Other deadly infectious diseases—such as tuberculosis (TB), malaria, and cholera—kill millions every year mostly in the global south, without getting much attention from rich countries. Yet the cooperative effort to address covid-19 shows what is possible when significant resources are directed to vaccine development. New mRNA technologies have sped up the vaccine development timeline, making an argument for significantly stepping up the commitment to other diseases, too.

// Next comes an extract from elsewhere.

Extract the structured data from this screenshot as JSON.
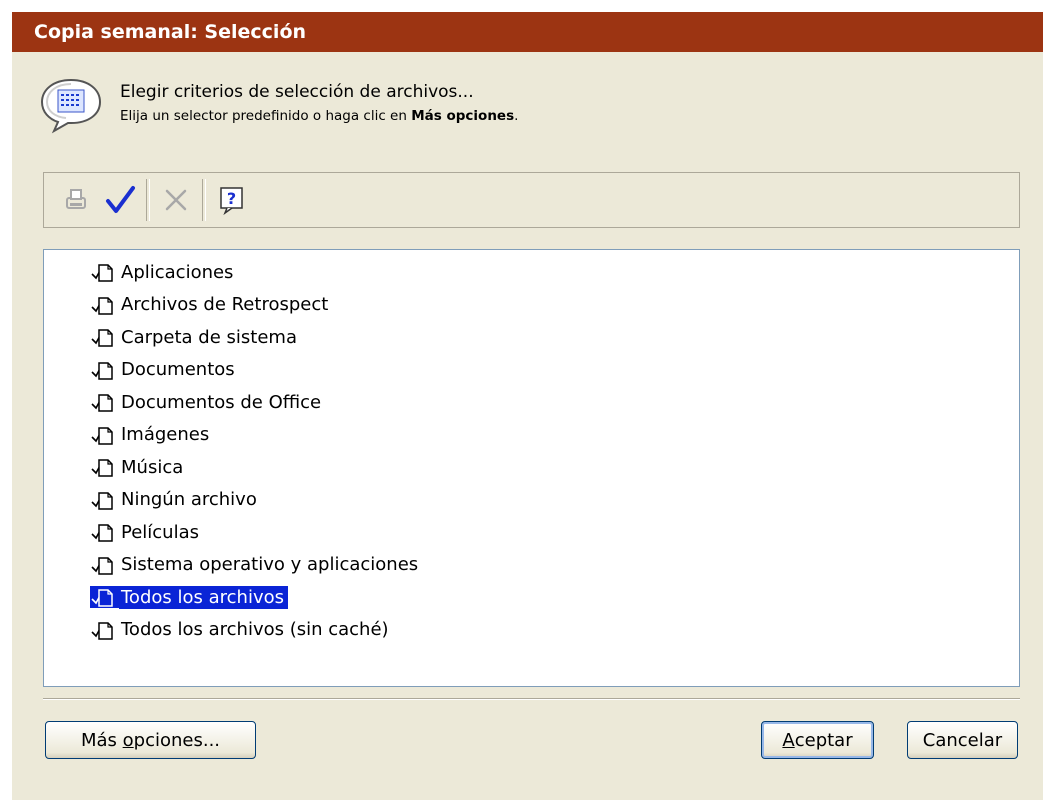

Covid-19 as a proof of concept in vaccine investment

The large investment made in covid-19 vaccine development pales in comparison to the pandemic’s costs, which are estimated to run to $12.5 trillion by 2024, and would have been many trillions higher without vaccines. Further, vaccines were able to save millions more lives—though covid-19 has killed more than 6 million so far.

Even amid these successes, other infectious diseases have continued to kill millions. Malaria, HIV/AIDS, and TB kill about 4 million people a year. Among them, TB is the leading killer, and was, until 2020, the deadliest infectious disease, accounting for 1.5 million deaths worldwide, mostly in Africa and Asia.

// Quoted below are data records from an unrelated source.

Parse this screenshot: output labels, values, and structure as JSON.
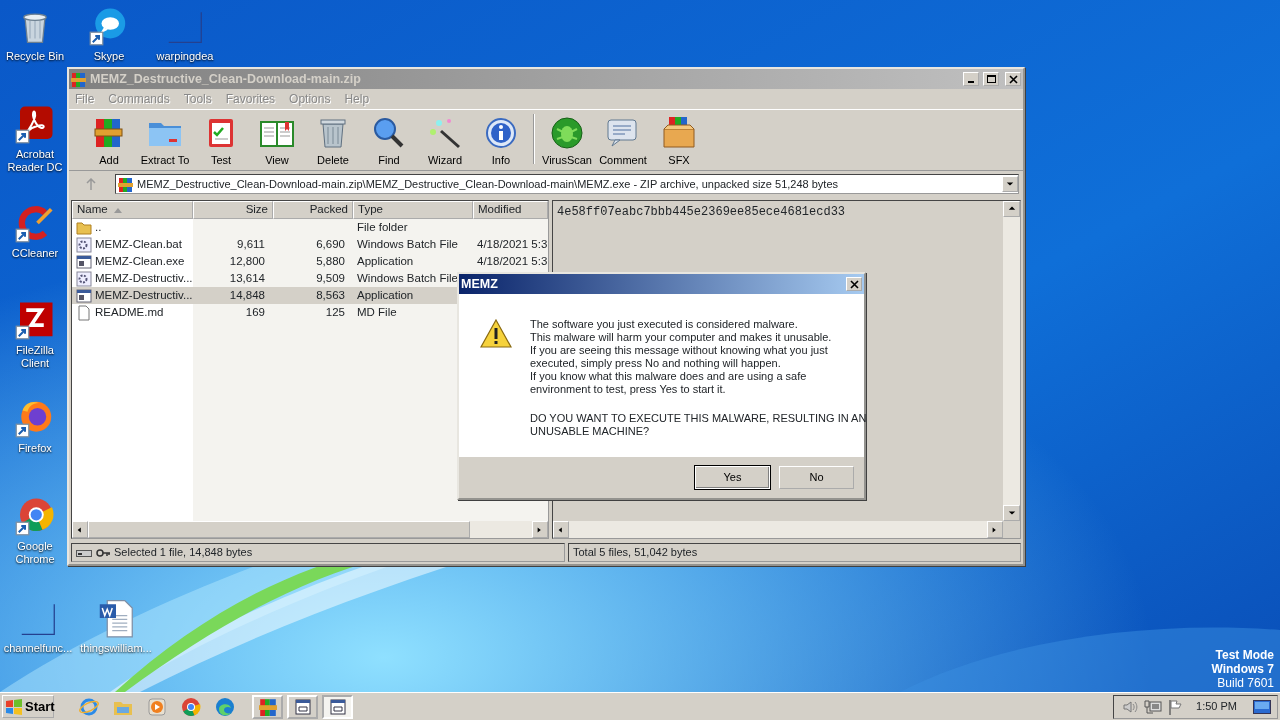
{
  "desktop": {
    "icons": [
      {
        "label": "Recycle Bin",
        "kind": "trash"
      },
      {
        "label": "Skype",
        "kind": "chat"
      },
      {
        "label": "warpingdea",
        "kind": "blank"
      },
      {
        "label": "Acrobat Reader DC",
        "kind": "acrobat"
      },
      {
        "label": "CCleaner",
        "kind": "ccleaner"
      },
      {
        "label": "FileZilla Client",
        "kind": "filezilla"
      },
      {
        "label": "Firefox",
        "kind": "firefox"
      },
      {
        "label": "Google Chrome",
        "kind": "chrome"
      },
      {
        "label": "channelfunc...",
        "kind": "blank"
      },
      {
        "label": "thingswilliam...",
        "kind": "word"
      }
    ],
    "os_info": [
      "Test Mode",
      "Windows 7",
      "Build 7601"
    ]
  },
  "winrar": {
    "title": "MEMZ_Destructive_Clean-Download-main.zip",
    "active": false,
    "menu": [
      {
        "label": "File",
        "disabled": true
      },
      {
        "label": "Commands",
        "disabled": true
      },
      {
        "label": "Tools",
        "disabled": true
      },
      {
        "label": "Favorites",
        "disabled": true
      },
      {
        "label": "Options",
        "disabled": true
      },
      {
        "label": "Help",
        "disabled": true
      }
    ],
    "toolbar_groups": [
      [
        {
          "label": "Add",
          "kind": "add"
        },
        {
          "label": "Extract To",
          "kind": "extract"
        },
        {
          "label": "Test",
          "kind": "test"
        },
        {
          "label": "View",
          "kind": "view"
        },
        {
          "label": "Delete",
          "kind": "delete"
        },
        {
          "label": "Find",
          "kind": "find"
        },
        {
          "label": "Wizard",
          "kind": "wizard"
        },
        {
          "label": "Info",
          "kind": "info"
        }
      ],
      [
        {
          "label": "VirusScan",
          "kind": "virusscan"
        },
        {
          "label": "Comment",
          "kind": "comment"
        },
        {
          "label": "SFX",
          "kind": "sfx"
        }
      ]
    ],
    "address": "MEMZ_Destructive_Clean-Download-main.zip\\MEMZ_Destructive_Clean-Download-main\\MEMZ.exe - ZIP archive, unpacked size 51,248 bytes",
    "columns": [
      {
        "label": "Name",
        "sorted": true
      },
      {
        "label": "Size",
        "sorted": false
      },
      {
        "label": "Packed",
        "sorted": false
      },
      {
        "label": "Type",
        "sorted": false
      },
      {
        "label": "Modified",
        "sorted": false
      }
    ],
    "rows": [
      {
        "kind": "folder",
        "name": "..",
        "type": "File folder",
        "selected": false
      },
      {
        "kind": "batch",
        "name": "MEMZ-Clean.bat",
        "size": "9,611",
        "packed": "6,690",
        "type": "Windows Batch File",
        "modified": "4/18/2021 5:3",
        "selected": false
      },
      {
        "kind": "app",
        "name": "MEMZ-Clean.exe",
        "size": "12,800",
        "packed": "5,880",
        "type": "Application",
        "modified": "4/18/2021 5:3",
        "selected": false
      },
      {
        "kind": "batch",
        "name": "MEMZ-Destructiv...",
        "size": "13,614",
        "packed": "9,509",
        "type": "Windows Batch File",
        "selected": false
      },
      {
        "kind": "app",
        "name": "MEMZ-Destructiv...",
        "size": "14,848",
        "packed": "8,563",
        "type": "Application",
        "selected": true
      },
      {
        "kind": "doc",
        "name": "README.md",
        "size": "169",
        "packed": "125",
        "type": "MD File",
        "selected": false
      }
    ],
    "comment": "4e58ff07eabc7bbb445e2369ee85ece4681ecd33",
    "status": [
      "Selected 1 file, 14,848 bytes",
      "Total 5 files, 51,042 bytes"
    ]
  },
  "dialog": {
    "title": "MEMZ",
    "active": true,
    "message": "The software you just executed is considered malware.\nThis malware will harm your computer and makes it unusable.\nIf you are seeing this message without knowing what you just\nexecuted, simply press No and nothing will happen.\nIf you know what this malware does and are using a safe\nenvironment to test, press Yes to start it.",
    "question": "DO YOU WANT TO EXECUTE THIS MALWARE, RESULTING IN AN\nUNUSABLE MACHINE?",
    "buttons": [
      {
        "label": "Yes",
        "default": true
      },
      {
        "label": "No",
        "default": false
      }
    ]
  },
  "taskbar": {
    "start": "Start",
    "tasks": [
      {
        "kind": "archive",
        "selected": false
      },
      {
        "kind": "window",
        "selected": false
      },
      {
        "kind": "window",
        "selected": true
      }
    ],
    "clock": "1:50 PM"
  }
}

The only vaccine available for TB has been around for a century, and is not widely used nor highly effective. Yet the funding for TB vaccines is abysmal compared to covid-19. Out of the $915 million invested in TB-related research in 2020—or less than half the $2 billion target indicated by the World Health Organization—only 13%, or less than $120 million, went toward vaccines. That means that it would take about 500 years for efforts to develop a TB vaccine to receive the same amount of funding that covid-19 got in one year.

But covid-19 vaccines can function as a proof of concept to promote investment in TB as well as other infectious diseases, including neglected ones, says Yamey. The health impact connected to the development of vaccines is enormous, but the economic returns can be high, too—which  is especially important to counter the historical tendency to invest in research primarily for diseases that affect wealthy countries.

“The covid-19 vaccine development has been a spectacular demonstration of what we can do,” says Yamey. “The excitement is real, palpable.”